Beginning SOLID Principles and Design Patterns for ASP.NET Developers by Bipin Joshi available on O'Reilly
Chapter 2 - SOLID Principles as well as the links to its sections Single Responsibility Principle (SRP), and Dependency Inversion Principle (DIP) Only (SRP),(LSP) and (DRP) for now
The completion of this exercise may be delayed until just before you complete your implementation of the Elaboration phase user stories. The team should look to complete this soon rather than leaving things until the last minute. Make sure to keep track of this work to not have it surprise you when it is shown as due in the schedule.
For this exercise, you will look at the design of your term project in the Elaboration phase considering two of the following principles covered in this lesson.
Single responsibility
Open/Closed
Low coupling
Information expert
Dependency inversion/injection
Law of Demeter
Controller
Pure Fabrication
For each principle, do the following:
Describe how the principle is applied in your design
Suggest improvements to your current design to get better adherence to the principle
This is an individual exercise. Across the team, each of the design principles above must be covered at least once by some team member, but none should be covered by more than two team members.
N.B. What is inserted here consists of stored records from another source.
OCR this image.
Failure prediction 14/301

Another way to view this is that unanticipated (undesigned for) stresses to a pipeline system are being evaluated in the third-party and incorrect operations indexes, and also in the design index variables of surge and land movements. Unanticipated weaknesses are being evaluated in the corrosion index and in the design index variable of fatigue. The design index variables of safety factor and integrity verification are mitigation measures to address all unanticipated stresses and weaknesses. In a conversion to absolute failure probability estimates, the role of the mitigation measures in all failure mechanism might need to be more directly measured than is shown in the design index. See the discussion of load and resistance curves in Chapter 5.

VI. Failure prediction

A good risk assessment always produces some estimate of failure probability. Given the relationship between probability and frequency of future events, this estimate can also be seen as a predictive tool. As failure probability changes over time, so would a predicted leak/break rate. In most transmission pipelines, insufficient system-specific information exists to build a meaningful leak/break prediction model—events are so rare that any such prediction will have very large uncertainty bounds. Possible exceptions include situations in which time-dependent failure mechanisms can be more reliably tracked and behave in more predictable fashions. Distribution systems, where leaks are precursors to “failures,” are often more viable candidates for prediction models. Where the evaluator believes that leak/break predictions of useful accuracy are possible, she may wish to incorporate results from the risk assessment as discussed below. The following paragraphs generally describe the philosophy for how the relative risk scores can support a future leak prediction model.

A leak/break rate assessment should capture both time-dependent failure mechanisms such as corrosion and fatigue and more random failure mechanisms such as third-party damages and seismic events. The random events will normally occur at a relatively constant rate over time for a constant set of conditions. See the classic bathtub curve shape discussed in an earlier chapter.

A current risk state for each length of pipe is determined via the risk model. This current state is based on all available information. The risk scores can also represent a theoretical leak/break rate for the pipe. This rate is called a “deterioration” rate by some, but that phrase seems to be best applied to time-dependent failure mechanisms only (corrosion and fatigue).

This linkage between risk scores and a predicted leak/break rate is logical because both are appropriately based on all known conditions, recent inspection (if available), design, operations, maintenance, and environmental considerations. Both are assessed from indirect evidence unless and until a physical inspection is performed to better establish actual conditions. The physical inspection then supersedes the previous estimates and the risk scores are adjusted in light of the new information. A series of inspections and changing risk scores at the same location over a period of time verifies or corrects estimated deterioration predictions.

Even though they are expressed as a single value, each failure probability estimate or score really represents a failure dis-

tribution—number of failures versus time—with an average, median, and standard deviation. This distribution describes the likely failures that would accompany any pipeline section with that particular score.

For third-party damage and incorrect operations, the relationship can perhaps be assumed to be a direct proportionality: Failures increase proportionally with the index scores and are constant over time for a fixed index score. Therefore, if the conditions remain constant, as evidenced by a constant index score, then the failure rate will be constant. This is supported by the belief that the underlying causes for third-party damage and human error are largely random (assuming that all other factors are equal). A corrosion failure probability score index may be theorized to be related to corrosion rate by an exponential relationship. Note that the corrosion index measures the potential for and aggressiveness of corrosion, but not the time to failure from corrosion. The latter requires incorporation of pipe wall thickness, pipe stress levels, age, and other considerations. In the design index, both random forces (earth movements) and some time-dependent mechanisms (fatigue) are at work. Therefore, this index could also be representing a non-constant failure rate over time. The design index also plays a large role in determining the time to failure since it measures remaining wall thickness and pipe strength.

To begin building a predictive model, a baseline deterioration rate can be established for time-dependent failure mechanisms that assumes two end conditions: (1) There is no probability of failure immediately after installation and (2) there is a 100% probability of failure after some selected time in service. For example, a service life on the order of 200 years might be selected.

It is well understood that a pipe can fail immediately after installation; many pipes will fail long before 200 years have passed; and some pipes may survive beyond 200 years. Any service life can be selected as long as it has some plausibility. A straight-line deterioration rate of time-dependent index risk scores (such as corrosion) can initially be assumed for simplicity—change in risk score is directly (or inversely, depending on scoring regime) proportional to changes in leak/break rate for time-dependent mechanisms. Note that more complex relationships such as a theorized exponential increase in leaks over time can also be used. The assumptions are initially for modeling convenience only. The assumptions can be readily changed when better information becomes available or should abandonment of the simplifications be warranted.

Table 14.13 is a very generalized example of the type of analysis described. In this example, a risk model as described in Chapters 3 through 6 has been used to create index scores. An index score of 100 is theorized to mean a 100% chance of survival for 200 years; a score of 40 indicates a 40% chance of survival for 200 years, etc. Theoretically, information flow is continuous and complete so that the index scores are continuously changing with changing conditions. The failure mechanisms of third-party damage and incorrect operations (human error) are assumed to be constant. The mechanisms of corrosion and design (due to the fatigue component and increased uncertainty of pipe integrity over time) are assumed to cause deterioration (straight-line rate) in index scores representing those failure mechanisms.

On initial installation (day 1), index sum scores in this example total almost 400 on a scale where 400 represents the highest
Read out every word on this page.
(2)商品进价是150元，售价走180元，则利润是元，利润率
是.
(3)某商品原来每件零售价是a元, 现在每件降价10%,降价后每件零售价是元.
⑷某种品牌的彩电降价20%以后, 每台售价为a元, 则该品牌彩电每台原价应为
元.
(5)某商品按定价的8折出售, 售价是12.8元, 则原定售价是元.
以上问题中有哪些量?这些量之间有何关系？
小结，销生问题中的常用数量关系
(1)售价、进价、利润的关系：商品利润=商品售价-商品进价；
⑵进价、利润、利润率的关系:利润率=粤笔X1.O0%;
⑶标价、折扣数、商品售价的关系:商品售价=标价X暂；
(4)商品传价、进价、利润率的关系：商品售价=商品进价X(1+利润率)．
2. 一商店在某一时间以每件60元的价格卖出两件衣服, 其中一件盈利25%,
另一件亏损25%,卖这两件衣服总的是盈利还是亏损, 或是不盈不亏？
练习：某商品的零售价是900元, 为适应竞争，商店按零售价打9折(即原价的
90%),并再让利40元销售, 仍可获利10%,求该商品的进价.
Your discussion of each principle should be one to two pages including any UML class structure diagrams that will be helpful to your explanation. Be sure to review the Static UML Review Sheet to ensure your class diagrams are using correct format and syntax.
By the date specified in your section's schedule, submit a Word or PDF file to the myCourses Assignments folder, Object-oriented design - individual, in the Exercises section.